By the mid-eighteenth century, there was a large native protestant Irish population, centered mainly in Ulster, and eastern coastal towns. Ireland, however, was governed as a colony, and inspired by the example set by the American Colonists, the local protestant population favored an independent parliament, and eventual Irish self-rule. The idea of extending the franchise to Catholics of course, occurred to no one, but the Protestant population, lead by Henry Grattan, eventually won the right to hold a local parliament. Grattan, was himself sympathetic to granting a very limited franchise to the Catholic gentry, but such proposals only provoked a firestorm of controversy. Very soon after the establishment of the Irish Parliament, the French Revolution occurred, an event which caused great consternation within England, particularly since the Irish Catholics were thought to be sympathetic to the Revolutionaries, and there was fear of an Irish alliance with France. Finally, in the Irish Rebellion of 1798 did occur, and was accompanied by desperate atrocities on both sides. Grattan's parliament was dissolved, and the government of Ireland was taken under direct control of the English government. Ireland was absorbed into the "United Kingdom of Ireland and Great Britain", and although the Irish protestants were still able to elect representatives, they had to meet in London, and had virtually no clout within the English dominated Parliament.

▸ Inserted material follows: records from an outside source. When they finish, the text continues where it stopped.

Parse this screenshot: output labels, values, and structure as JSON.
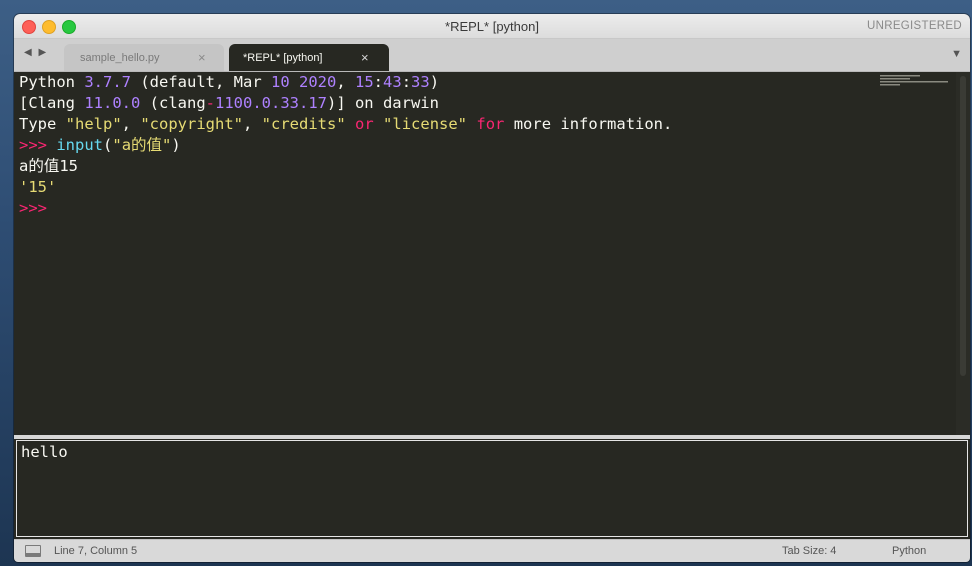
{
  "window": {
    "title": "*REPL* [python]",
    "license_label": "UNREGISTERED"
  },
  "tabs": {
    "nav_arrows": "◀ ▶",
    "items": [
      {
        "label": "sample_hello.py",
        "close": "×",
        "active": false
      },
      {
        "label": "*REPL* [python]",
        "close": "×",
        "active": true
      }
    ],
    "dropdown_icon": "▼"
  },
  "editor": {
    "lines": [
      [
        {
          "t": "Python ",
          "c": ""
        },
        {
          "t": "3.7.7",
          "c": "num"
        },
        {
          "t": " (default, Mar ",
          "c": ""
        },
        {
          "t": "10",
          "c": "num"
        },
        {
          "t": " ",
          "c": ""
        },
        {
          "t": "2020",
          "c": "num"
        },
        {
          "t": ", ",
          "c": ""
        },
        {
          "t": "15",
          "c": "num"
        },
        {
          "t": ":",
          "c": ""
        },
        {
          "t": "43",
          "c": "num"
        },
        {
          "t": ":",
          "c": ""
        },
        {
          "t": "33",
          "c": "num"
        },
        {
          "t": ")",
          "c": ""
        }
      ],
      [
        {
          "t": "[Clang ",
          "c": ""
        },
        {
          "t": "11.0.0",
          "c": "num"
        },
        {
          "t": " (clang",
          "c": ""
        },
        {
          "t": "-",
          "c": "kw"
        },
        {
          "t": "1100.0.33.17",
          "c": "num"
        },
        {
          "t": ")] on darwin",
          "c": ""
        }
      ],
      [
        {
          "t": "Type ",
          "c": ""
        },
        {
          "t": "\"help\"",
          "c": "str"
        },
        {
          "t": ", ",
          "c": ""
        },
        {
          "t": "\"copyright\"",
          "c": "str"
        },
        {
          "t": ", ",
          "c": ""
        },
        {
          "t": "\"credits\"",
          "c": "str"
        },
        {
          "t": " ",
          "c": ""
        },
        {
          "t": "or",
          "c": "kw"
        },
        {
          "t": " ",
          "c": ""
        },
        {
          "t": "\"license\"",
          "c": "str"
        },
        {
          "t": " ",
          "c": ""
        },
        {
          "t": "for",
          "c": "kw"
        },
        {
          "t": " more information.",
          "c": ""
        }
      ],
      [
        {
          "t": ">>>",
          "c": "kw"
        },
        {
          "t": " ",
          "c": ""
        },
        {
          "t": "input",
          "c": "fn"
        },
        {
          "t": "(",
          "c": ""
        },
        {
          "t": "\"a的值\"",
          "c": "str"
        },
        {
          "t": ")",
          "c": ""
        }
      ],
      [
        {
          "t": "a的值15",
          "c": ""
        }
      ],
      [
        {
          "t": "'15'",
          "c": "str"
        }
      ],
      [
        {
          "t": ">>>",
          "c": "kw"
        }
      ]
    ],
    "colors": {
      "num": "#ae81ff",
      "str": "#e6db74",
      "kw": "#f92672",
      "fn": "#66d9ef",
      "text": "#f8f8f2",
      "background": "#272822"
    }
  },
  "panel": {
    "text": "hello"
  },
  "status": {
    "position": "Line 7, Column 5",
    "tab_size": "Tab Size: 4",
    "syntax": "Python"
  }
}
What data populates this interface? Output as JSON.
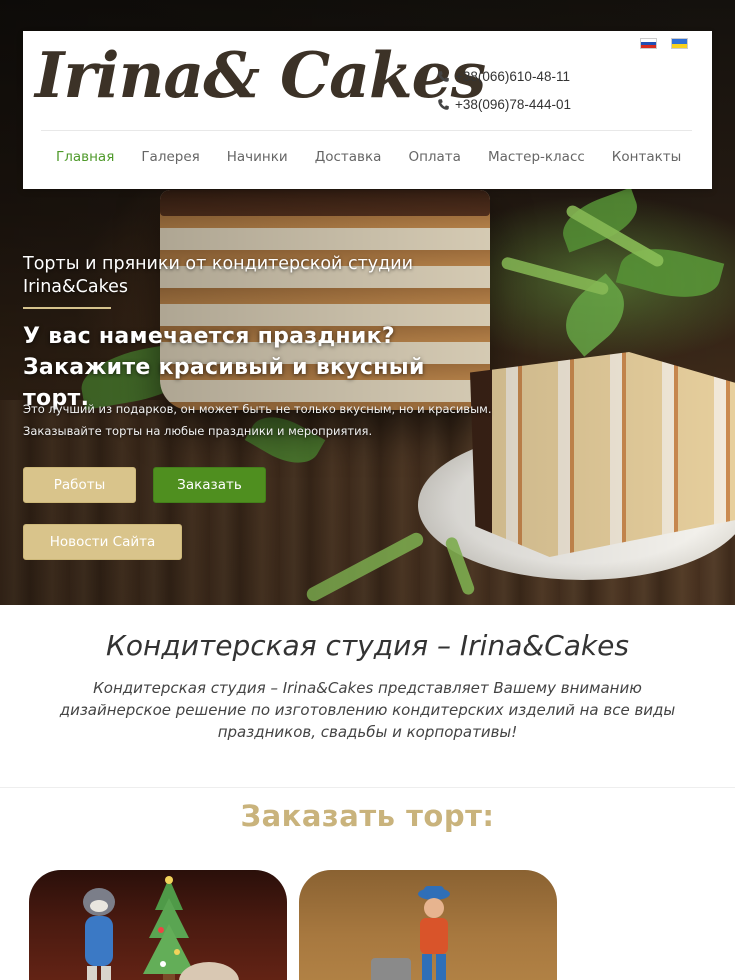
{
  "brand": {
    "logo": "Irina& Cakes"
  },
  "header": {
    "phones": [
      "+38(066)610-48-11",
      "+38(096)78-444-01"
    ],
    "languages": [
      "ru",
      "ua"
    ]
  },
  "nav": {
    "items": [
      "Главная",
      "Галерея",
      "Начинки",
      "Доставка",
      "Оплата",
      "Мастер-класс",
      "Контакты"
    ],
    "active": "Главная"
  },
  "hero": {
    "subtitle": "Торты и пряники от кондитерской студии Irina&Cakes",
    "title_line1": "У вас намечается праздник?",
    "title_line2": "Закажите красивый и вкусный торт.",
    "description_line1": "Это лучший из подарков, он может быть не только вкусным, но и красивым.",
    "description_line2": "Заказывайте торты на любые праздники и мероприятия.",
    "buttons": {
      "works": "Работы",
      "order": "Заказать",
      "news": "Новости Сайта"
    }
  },
  "studio": {
    "title": "Кондитерская студия – Irina&Cakes",
    "text": "Кондитерская студия – Irina&Cakes представляет Вашему вниманию дизайнерское решение по изготовлению кондитерских изделий на все виды праздников, свадьбы и корпоративы!"
  },
  "order": {
    "title": "Заказать торт:"
  },
  "colors": {
    "accent_green": "#4f9a2b",
    "button_gold": "#d9c48b",
    "button_green": "#4f8f1f",
    "order_title": "#c9b37c"
  },
  "icons": [
    "phone-icon",
    "flag-ru-icon",
    "flag-ua-icon"
  ]
}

Soon after the Napoleonic Wars, a Catholic hero appeared on the scene. Daniel O'Connell worked tirelessly for years to obtain the franchise for Irish Catholics, and eventually succeeded in doing so. He did this by actively foreswearing violence, and gaining support among protestants as well as Catholics. His heroic stance did much to advance the cause of Irish sympathy among the English, who feared the worst sort of violence were the Irish ever to gain political power. A few years later, spurred on by the Irish Potato famine, the English Parliament was compelled to abolish the corn-laws, which had done so much to create the crisis. Gradually, minor political relief was provided to Ireland, but their desire for Home Rule was violently opposed, not only by the English, but by many Irish Protestants. Charles Parnell and William Gladstone were two statesmen who worked tirelessly for Irish reform, but could not manage to get a Home Rule bill through Parliament. There remained a violent and radical element to the Irish cause, which sabotaged the efforts of moderates to work out a compromise.

Irish Independence

It was not until the midst of The Great War that another Irish uprising took place. This one began during the Easter season of 1916, but turned into a guerilla war for Irish Independence. The solution finally agreed to by parliament was to allow Irish counties to withdraw from the United Kingdom on an individual basis, meaning that the Protestant county of Ulster, would be allowed to retain its British identity. Although unpopular with the Irish Nationalists, the partition of Ireland finally occurred in 1922. Even today the republic Ireland includes only the provinces of Leinster, Munster, and Connacht, while Ulster is still governed as part of Great Britain.